The plaintiff attorney will come after everything — your truck, your business assets, your personal assets if your business structure does not protect them. A judgment like that can follow you for years.
This is why many experienced owner-operators and carriers carry $1 million to $2 million in auto liability even when it is not required by their broker agreements. The premium difference between $750K and $1M is often surprisingly small compared to the protection you get.
How Claims Work
When you are in an accident:
- Report immediately. Call your insurance company as soon as possible. Waiting makes everything worse.
- Document everything. Photos of the scene, the other vehicles, road conditions, weather. Get the police report number.
- Do not admit fault. Be cooperative with law enforcement, but do not tell the other driver “I’m sorry, it was my fault.” That statement will appear in the lawsuit.
- Your insurer assigns an adjuster. They investigate the claim, negotiate with the other party, and handle the legal defense if it goes to court.
- Settlement or trial. Most claims settle. The ones that go to trial are where nuclear verdicts happen.
Your insurance company has a duty to defend you up to your policy limits. If a claim looks like it will exceed your limits, that is when you need to talk to your own attorney — not the one your insurance company provides.
What Affects Your Premium
Insurance companies look at several factors when pricing your auto liability:
Driving record. This is the biggest one. Clean CSA scores, no accidents, no violations — you pay less. A history of incidents and you will pay significantly more, if you can get coverage at all.
Operating radius. Running local routes under 200 miles is cheaper to insure than long-haul runs across multiple states. More miles means more exposure.
Cargo type. Hauling general dry freight is the baseline. Hazmat, oversized, or high-value loads increase your premium because the potential damage in an accident is greater.
Years in business. New authorities (under 3 years) pay the most. Insurance companies see new carriers as higher risk because they have no track record. Once you get past 2-3 years with a clean history, rates typically improve.
Equipment age and condition. Newer trucks with modern safety features (collision avoidance, lane departure, electronic stability control) can reduce your premium. Older equipment with no safety tech costs more.
Location and lanes. Running through Texas, Florida, Georgia, and California means higher premiums. These states have higher accident rates, more litigation, or both.

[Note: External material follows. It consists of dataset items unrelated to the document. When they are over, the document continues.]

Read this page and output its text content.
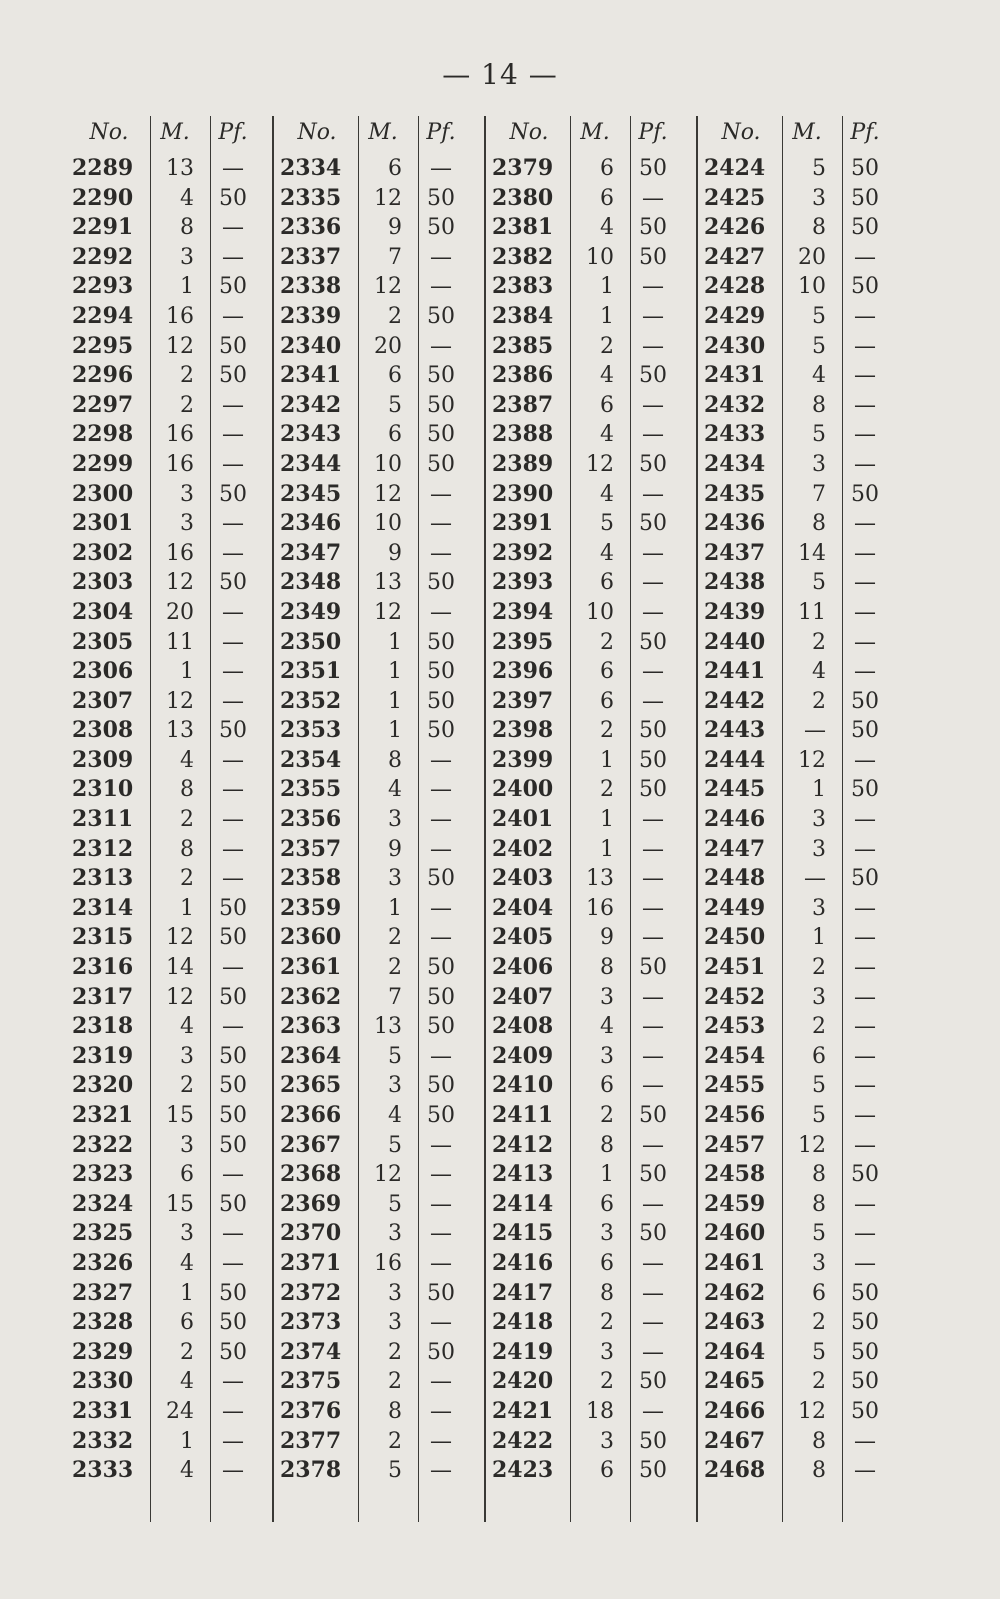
— 14 —
No.
2289
2290
2291
2292
2293
2294
2295
2296
2297
2298
2299
2300
2301
2302
2303
2304
2305
2306
2307
2308
2309
2310
2311
2312
2313
2314
2315
2316
2317
2318
2319
2320
2321
2322
2323
2324
2325
2326
2327
2328
2329
2330
2331
2332
2333
M.
13
4
8
3
1
16
12
2
2
16
16
3
3
16
12
20
11
1
12
13
4
8
2
8
2
1
12
14
12
4
3
2
15
3
6
15
3
4
1
6
2
4
24
1
4
Pf.
—
50
—
—
50
—
50
50
—
—
—
50
—
—
50
—
—
—
—
50
—
—
—
—
—
50
50
—
50
—
50
50
50
50
—
50
—
—
50
50
50
—
—
—
—
No.
2334
2335
2336
2337
2338
2339
2340
2341
2342
2343
2344
2345
2346
2347
2348
2349
2350
2351
2352
2353
2354
2355
2356
2357
2358
2359
2360
2361
2362
2363
2364
2365
2366
2367
2368
2369
2370
2371
2372
2373
2374
2375
2376
2377
2378
M.
6
12
9
7
12
2
20
6
5
6
10
12
10
9
13
12
1
1
1
1
8
4
3
9
3
1
2
2
7
13
5
3
4
5
12
5
3
16
3
3
2
2
8
2
5
Pf.
—
50
50
—
—
50
—
50
50
50
50
—
—
—
50
—
50
50
50
50
—
—
—
—
50
—
—
50
50
50
—
50
50
—
—
—
—
—
50
—
50
—
—
—
—
No.
2379
2380
2381
2382
2383
2384
2385
2386
2387
2388
2389
2390
2391
2392
2393
2394
2395
2396
2397
2398
2399
2400
2401
2402
2403
2404
2405
2406
2407
2408
2409
2410
2411
2412
2413
2414
2415
2416
2417
2418
2419
2420
2421
2422
2423
M.
6
6
4
10
1
1
2
4
6
4
12
4
5
4
6
10
2
6
6
2
1
2
1
1
13
16
9
8
3
4
3
6
2
8
1
6
3
6
8
2
3
2
18
3
6
Pf.
50
—
50
50
—
—
—
50
—
—
50
—
50
—
—
—
50
—
—
50
50
50
—
—
—
—
—
50
—
—
—
—
50
—
50
—
50
—
—
—
—
50
—
50
50
No.
2424
2425
2426
2427
2428
2429
2430
2431
2432
2433
2434
2435
2436
2437
2438
2439
2440
2441
2442
2443
2444
2445
2446
2447
2448
2449
2450
2451
2452
2453
2454
2455
2456
2457
2458
2459
2460
2461
2462
2463
2464
2465
2466
2467
2468
M.
5
3
8
20
10
5
5
4
8
5
3
7
8
14
5
11
2
4
2
—
12
1
3
3
—
3
1
2
3
2
6
5
5
12
8
8
5
3
6
2
5
2
12
8
8
Pf.
50
50
50
—
50
—
—
—
—
—
—
50
—
—
—
—
—
—
50
50
—
50
—
—
50
—
—
—
—
—
—
—
—
—
50
—
—
—
50
50
50
50
50
—
—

Deductible. Higher deductible means lower premium, but you pay more out of pocket when a claim happens. Most auto liability policies have no deductible for the liability portion — the deductible typically applies to physical damage.
The Bottom Line
Auto liability is not optional and it is not something to cheap out on. The federal minimum of $750,000 is a floor, not a ceiling. Most carriers should carry at least $1 million, and if you run through high-litigation states or haul hazmat, consider more.
Get quotes from multiple insurers. Work with an agent who specializes in trucking — a generalist who mostly writes auto policies for sedans does not understand the risks you face. And review your limits every year, because the legal environment for trucking is getting more expensive, not less.
Your auto liability policy is the foundation everything else sits on. Get this one right.